Someone once described our quest as “bevvying for England”, but as I remember it we were in fact drinking for Art. Some bird on the humorously-named “Rapido” from Rome had told The Baxter about these 19th century French poets who were only able to produce decent verse after long evenings abusing their bodies with drugs and alcohol, followed by long nights abusing the bodies of beautiful Parisiennes. At the time it sounded like the only truly noble path for aspiring writers – and unashamed hedonists – to follow, and so, wallets in pocket, down to the Tavern we would go.
Down the years I’ve often wondered whether The Baxter hadn’t dozed off at some point during his epiphany on the train: try as I might, I cannot quell the suspicion that those crafty Gallic geysers had lined up the totty BEFORE kicking into their Kronenbourg 1664s. We, on the other hand, honouring that long Anglo-Saxon tradition of crap tactics, invariably timed it so that the beer (and/or Cuban rum, from a dusty bottle on Giovanni’s top shelf) was kicking into US by the time any talent arrived in the Taverna.
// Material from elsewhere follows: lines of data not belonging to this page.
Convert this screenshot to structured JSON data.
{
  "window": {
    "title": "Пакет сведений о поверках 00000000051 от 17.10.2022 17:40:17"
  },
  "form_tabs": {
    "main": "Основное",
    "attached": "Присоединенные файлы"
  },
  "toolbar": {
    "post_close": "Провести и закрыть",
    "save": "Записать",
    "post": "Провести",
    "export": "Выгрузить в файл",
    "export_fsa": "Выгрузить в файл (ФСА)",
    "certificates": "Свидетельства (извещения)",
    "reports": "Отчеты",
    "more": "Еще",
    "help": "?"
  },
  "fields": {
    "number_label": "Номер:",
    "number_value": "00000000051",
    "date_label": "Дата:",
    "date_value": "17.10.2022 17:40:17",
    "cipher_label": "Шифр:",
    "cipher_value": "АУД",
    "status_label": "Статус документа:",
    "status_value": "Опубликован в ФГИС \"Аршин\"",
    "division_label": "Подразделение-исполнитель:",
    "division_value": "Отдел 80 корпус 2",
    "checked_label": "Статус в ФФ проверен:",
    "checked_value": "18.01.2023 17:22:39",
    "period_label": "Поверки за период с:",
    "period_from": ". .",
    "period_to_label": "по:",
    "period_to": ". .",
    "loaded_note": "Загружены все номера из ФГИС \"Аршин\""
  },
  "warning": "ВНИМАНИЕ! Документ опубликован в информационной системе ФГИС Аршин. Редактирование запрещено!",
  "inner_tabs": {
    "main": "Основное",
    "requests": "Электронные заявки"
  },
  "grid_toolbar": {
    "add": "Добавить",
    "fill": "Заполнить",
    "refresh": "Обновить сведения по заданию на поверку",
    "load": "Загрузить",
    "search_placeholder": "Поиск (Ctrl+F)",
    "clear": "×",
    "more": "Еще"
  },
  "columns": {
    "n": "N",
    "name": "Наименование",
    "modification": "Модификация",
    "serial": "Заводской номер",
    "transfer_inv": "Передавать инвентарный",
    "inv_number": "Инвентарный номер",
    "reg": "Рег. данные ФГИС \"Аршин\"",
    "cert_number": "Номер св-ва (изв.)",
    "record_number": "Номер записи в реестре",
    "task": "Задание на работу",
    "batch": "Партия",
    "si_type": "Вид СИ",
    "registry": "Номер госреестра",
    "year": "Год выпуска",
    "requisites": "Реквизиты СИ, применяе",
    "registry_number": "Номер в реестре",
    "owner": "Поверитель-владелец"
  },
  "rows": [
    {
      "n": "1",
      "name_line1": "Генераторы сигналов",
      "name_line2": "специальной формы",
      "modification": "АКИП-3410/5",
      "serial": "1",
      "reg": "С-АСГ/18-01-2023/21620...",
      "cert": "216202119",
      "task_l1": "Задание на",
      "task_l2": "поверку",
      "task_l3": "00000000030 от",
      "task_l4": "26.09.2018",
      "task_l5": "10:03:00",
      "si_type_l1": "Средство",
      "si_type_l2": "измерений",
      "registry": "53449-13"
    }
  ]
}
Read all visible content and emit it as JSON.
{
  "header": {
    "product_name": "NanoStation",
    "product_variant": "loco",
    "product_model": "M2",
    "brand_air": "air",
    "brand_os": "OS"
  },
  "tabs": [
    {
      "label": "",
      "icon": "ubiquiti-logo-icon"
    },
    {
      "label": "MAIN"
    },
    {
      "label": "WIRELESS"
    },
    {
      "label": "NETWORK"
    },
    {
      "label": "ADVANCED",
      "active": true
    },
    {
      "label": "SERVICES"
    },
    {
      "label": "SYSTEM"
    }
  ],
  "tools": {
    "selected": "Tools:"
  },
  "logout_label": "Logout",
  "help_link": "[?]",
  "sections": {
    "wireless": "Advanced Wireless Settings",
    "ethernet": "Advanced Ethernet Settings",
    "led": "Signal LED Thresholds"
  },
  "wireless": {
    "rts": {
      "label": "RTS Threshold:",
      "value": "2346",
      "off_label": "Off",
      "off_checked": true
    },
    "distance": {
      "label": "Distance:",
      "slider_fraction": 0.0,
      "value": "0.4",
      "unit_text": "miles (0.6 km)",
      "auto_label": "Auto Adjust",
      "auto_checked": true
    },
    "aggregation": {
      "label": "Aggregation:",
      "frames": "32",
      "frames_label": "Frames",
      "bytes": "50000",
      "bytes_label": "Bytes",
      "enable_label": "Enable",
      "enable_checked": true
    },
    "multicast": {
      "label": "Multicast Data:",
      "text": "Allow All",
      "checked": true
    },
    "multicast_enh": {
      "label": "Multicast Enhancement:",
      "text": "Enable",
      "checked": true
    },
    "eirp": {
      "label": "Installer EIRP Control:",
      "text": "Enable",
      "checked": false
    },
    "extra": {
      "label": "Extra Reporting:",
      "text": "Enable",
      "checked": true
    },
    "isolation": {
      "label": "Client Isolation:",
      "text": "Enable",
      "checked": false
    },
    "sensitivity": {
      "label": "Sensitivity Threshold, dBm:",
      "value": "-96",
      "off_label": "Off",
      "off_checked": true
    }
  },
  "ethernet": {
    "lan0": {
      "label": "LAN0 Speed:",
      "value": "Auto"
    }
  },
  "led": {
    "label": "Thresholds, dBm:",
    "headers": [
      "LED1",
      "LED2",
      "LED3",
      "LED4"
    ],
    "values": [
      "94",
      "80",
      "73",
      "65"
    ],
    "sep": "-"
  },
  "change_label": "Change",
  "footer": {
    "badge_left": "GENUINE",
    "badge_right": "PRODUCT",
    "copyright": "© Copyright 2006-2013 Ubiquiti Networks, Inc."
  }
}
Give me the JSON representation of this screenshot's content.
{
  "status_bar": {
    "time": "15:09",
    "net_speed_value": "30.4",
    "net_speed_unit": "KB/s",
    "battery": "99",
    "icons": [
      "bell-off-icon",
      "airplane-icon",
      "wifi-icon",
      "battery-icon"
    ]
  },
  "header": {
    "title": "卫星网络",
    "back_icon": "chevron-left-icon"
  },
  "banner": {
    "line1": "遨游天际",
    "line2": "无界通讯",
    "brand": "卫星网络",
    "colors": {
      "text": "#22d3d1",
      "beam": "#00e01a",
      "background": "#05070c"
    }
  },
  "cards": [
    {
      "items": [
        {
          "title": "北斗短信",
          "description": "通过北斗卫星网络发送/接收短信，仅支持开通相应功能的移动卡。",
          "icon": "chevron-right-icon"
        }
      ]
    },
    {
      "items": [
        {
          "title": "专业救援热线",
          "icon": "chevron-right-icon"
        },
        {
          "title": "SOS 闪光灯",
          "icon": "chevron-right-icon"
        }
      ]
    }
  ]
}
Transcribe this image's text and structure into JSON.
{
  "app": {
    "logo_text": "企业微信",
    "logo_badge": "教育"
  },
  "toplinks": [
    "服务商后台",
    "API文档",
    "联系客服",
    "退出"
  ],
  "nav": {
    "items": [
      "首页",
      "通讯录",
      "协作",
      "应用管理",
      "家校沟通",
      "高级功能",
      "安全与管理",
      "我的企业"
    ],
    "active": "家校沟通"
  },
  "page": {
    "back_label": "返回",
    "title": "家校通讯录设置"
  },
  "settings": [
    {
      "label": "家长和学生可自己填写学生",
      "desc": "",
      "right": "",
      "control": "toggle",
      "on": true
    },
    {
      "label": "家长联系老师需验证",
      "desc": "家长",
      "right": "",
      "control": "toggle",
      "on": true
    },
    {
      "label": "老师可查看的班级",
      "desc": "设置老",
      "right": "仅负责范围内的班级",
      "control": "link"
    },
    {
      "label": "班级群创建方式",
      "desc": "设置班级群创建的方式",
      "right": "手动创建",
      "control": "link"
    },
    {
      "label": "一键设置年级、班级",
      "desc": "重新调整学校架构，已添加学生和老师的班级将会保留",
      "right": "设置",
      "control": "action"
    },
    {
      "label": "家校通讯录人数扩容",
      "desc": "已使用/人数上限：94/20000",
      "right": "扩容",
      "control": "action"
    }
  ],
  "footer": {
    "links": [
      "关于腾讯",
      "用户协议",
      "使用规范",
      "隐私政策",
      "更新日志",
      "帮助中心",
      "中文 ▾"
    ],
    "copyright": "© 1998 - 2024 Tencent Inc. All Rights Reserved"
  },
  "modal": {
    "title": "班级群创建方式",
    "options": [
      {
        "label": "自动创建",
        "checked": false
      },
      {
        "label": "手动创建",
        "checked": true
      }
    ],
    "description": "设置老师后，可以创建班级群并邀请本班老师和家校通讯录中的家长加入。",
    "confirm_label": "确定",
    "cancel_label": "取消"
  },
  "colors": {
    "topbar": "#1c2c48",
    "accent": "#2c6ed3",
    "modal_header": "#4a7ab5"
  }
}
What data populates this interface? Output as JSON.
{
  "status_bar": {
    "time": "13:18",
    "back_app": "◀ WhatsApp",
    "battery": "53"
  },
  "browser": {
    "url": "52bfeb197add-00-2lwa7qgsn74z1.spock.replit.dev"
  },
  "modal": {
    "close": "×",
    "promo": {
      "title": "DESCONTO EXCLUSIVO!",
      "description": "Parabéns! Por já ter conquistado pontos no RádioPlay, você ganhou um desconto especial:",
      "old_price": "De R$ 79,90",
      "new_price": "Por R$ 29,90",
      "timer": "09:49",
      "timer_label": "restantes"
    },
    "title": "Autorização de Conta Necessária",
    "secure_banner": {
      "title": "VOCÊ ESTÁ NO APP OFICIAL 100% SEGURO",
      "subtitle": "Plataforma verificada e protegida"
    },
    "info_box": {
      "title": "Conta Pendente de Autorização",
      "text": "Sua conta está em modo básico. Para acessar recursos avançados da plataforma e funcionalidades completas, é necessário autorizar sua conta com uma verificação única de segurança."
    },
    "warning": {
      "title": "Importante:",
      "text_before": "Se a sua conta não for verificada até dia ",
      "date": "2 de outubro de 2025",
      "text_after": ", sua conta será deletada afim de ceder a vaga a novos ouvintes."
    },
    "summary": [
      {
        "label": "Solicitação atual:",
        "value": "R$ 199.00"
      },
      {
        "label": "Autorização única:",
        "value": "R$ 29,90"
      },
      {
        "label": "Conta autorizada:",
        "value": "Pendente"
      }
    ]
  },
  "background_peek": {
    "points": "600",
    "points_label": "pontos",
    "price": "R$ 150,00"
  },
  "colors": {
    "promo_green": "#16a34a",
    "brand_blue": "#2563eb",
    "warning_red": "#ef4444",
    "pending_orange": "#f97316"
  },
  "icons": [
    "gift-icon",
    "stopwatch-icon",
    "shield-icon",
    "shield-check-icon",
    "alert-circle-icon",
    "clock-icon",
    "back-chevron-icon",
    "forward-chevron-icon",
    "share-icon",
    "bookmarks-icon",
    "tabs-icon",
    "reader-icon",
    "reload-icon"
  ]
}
I’m not saying we never pulled. One night The Baxter staggered home leaning on a more than averagely attractive sack of potatoes, and I myself can vividly remember waking up with a girl who’d once been a student of mine and who persisted in addressing me as “lei” rather than “tu” over breakfast. I kind of liked that. It felt like Art. And in a funny kind of way it may contain the answer to that eternal question: “Come mai Bari?”